Under the proposed deal, which was announced in June, the telco and media group would be 51-per-cent owned by Vodafone.
“Based on Sky’s current wholesale market arrangements for premium sports content, we don’t believe the proposed merger is in the best interests of New Zealand consumers and so should not go ahead in its current form," Spark New Zealand's general manager regulation, John Wesley-Smith, said.
Public-service broadcaster TVNZ has suggested that Sky should be forced to sell free-to-air channel Prime if the merger is allowed to go ahead. TVNZ said that Sky had used its income from its pay-television service to subsidise its purchase of free-to-air sports-rights, leading to a “dramatic reduction in the availability of live sport on free-to-air television.”
The Telecommunications Users Association has also raised “serious concerns” with the commission about the possible impact of the merger on the broadband market.

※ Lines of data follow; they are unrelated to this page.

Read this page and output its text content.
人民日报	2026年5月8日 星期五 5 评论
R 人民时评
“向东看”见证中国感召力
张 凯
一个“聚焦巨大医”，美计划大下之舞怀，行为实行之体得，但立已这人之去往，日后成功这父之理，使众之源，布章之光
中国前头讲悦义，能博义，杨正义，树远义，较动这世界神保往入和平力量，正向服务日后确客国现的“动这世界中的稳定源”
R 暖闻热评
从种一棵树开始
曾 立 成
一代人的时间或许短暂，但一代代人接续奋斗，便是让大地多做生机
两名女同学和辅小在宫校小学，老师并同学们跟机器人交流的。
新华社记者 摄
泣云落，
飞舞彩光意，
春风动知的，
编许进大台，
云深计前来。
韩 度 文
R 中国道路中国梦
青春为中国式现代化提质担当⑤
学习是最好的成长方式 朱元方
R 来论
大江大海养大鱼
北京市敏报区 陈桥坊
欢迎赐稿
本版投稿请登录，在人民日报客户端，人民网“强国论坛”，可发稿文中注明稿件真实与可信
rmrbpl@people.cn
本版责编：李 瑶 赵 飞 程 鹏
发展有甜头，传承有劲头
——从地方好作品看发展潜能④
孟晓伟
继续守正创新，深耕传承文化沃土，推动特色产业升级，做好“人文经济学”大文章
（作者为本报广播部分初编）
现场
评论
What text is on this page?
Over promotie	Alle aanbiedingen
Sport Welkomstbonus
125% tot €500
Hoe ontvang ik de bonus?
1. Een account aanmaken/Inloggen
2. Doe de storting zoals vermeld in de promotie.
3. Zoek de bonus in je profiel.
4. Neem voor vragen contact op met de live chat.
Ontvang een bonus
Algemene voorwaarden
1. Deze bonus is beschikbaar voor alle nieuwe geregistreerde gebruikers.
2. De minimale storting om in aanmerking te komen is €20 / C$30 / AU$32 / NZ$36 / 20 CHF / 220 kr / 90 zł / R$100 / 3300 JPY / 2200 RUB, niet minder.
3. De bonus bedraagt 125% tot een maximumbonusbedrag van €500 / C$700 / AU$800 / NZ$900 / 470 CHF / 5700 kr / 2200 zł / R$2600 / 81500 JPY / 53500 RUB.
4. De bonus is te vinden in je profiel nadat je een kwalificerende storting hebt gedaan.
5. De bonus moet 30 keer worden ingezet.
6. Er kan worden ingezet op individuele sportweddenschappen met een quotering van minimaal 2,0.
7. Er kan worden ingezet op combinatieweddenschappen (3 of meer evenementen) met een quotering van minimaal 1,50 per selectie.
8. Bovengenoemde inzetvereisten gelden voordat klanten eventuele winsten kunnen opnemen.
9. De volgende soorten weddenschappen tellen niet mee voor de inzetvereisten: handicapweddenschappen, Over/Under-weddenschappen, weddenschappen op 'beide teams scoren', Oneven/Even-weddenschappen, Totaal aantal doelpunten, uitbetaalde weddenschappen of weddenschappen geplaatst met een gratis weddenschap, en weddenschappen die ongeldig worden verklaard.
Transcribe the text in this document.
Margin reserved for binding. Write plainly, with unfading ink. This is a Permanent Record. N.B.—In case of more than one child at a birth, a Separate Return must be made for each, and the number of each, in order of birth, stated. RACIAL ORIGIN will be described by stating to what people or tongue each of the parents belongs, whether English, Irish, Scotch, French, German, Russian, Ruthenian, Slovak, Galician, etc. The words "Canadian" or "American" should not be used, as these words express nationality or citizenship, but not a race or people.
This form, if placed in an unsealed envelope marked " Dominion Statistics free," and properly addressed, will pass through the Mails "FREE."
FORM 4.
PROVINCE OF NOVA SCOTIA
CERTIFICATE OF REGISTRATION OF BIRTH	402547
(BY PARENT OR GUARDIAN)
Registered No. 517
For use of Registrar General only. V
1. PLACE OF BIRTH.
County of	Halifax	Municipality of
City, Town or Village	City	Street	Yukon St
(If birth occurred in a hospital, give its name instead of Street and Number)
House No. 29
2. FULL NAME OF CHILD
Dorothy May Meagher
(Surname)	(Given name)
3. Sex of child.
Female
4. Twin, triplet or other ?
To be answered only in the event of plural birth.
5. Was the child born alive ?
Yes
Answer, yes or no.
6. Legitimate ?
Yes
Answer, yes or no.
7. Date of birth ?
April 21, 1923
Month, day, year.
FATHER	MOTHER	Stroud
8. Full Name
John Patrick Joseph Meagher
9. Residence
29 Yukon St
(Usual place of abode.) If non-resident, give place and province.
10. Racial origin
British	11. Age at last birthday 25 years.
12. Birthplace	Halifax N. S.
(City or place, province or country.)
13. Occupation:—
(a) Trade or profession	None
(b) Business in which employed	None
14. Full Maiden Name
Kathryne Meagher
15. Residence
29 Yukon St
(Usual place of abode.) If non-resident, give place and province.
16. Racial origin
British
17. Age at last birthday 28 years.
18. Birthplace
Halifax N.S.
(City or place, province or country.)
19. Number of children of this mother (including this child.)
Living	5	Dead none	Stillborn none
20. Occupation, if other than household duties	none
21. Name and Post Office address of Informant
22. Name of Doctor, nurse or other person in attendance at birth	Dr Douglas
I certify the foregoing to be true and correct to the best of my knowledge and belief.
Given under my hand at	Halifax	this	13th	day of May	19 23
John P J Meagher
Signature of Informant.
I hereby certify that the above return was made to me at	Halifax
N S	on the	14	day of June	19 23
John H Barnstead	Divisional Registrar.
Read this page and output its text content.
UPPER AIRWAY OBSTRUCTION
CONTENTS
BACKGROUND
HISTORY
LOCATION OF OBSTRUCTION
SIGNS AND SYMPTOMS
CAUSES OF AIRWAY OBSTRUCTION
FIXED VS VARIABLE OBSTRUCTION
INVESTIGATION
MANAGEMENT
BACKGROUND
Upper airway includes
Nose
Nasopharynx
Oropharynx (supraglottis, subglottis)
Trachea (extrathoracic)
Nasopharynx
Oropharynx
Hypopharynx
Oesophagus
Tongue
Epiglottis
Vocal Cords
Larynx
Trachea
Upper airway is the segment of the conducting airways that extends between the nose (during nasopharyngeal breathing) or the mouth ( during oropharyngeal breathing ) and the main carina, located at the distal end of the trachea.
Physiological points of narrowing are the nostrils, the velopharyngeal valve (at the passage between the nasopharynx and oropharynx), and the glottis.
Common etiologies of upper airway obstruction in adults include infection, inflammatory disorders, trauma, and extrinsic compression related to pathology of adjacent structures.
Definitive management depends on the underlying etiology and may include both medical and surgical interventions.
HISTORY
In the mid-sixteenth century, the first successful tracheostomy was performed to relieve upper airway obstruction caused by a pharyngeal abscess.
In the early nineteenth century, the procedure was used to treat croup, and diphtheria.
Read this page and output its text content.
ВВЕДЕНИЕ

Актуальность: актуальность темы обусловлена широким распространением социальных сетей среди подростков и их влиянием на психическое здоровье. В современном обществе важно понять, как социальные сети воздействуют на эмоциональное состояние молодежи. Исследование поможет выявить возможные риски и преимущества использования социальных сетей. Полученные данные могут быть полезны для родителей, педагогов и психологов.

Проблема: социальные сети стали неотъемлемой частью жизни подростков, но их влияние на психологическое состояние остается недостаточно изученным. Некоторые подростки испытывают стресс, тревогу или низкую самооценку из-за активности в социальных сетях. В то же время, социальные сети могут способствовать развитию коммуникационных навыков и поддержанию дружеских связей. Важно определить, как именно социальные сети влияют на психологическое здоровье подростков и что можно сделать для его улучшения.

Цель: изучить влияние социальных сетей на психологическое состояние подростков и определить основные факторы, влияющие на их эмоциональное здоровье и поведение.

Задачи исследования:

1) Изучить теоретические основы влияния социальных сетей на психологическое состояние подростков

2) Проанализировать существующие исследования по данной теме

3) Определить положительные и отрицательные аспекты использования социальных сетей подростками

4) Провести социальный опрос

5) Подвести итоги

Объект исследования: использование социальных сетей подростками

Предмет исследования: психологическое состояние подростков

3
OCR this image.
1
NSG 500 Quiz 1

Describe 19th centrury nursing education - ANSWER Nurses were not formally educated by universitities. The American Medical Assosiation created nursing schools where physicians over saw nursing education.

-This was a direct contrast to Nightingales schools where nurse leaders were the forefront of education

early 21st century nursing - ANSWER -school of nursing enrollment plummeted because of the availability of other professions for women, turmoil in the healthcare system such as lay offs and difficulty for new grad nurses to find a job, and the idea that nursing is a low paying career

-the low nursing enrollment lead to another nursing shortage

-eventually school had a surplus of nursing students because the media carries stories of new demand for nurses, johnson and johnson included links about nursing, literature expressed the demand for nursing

The merger, which is scheduled to close towards the end of this year, would lead to the creation of an initial board featuring nine directors – including five from Sky and four from Vodafone. The chairman of Sky, Peter Macourt, would be the chairman of the board, while John Fellet would be appointed chief executive of media and content, reporting to Russell Stanners.
In May, Sky agreed a five-season extension, from 2018 to 2022, to its rights deal with Australian rugby league competition the NRL, with the contract also including national team Test matches.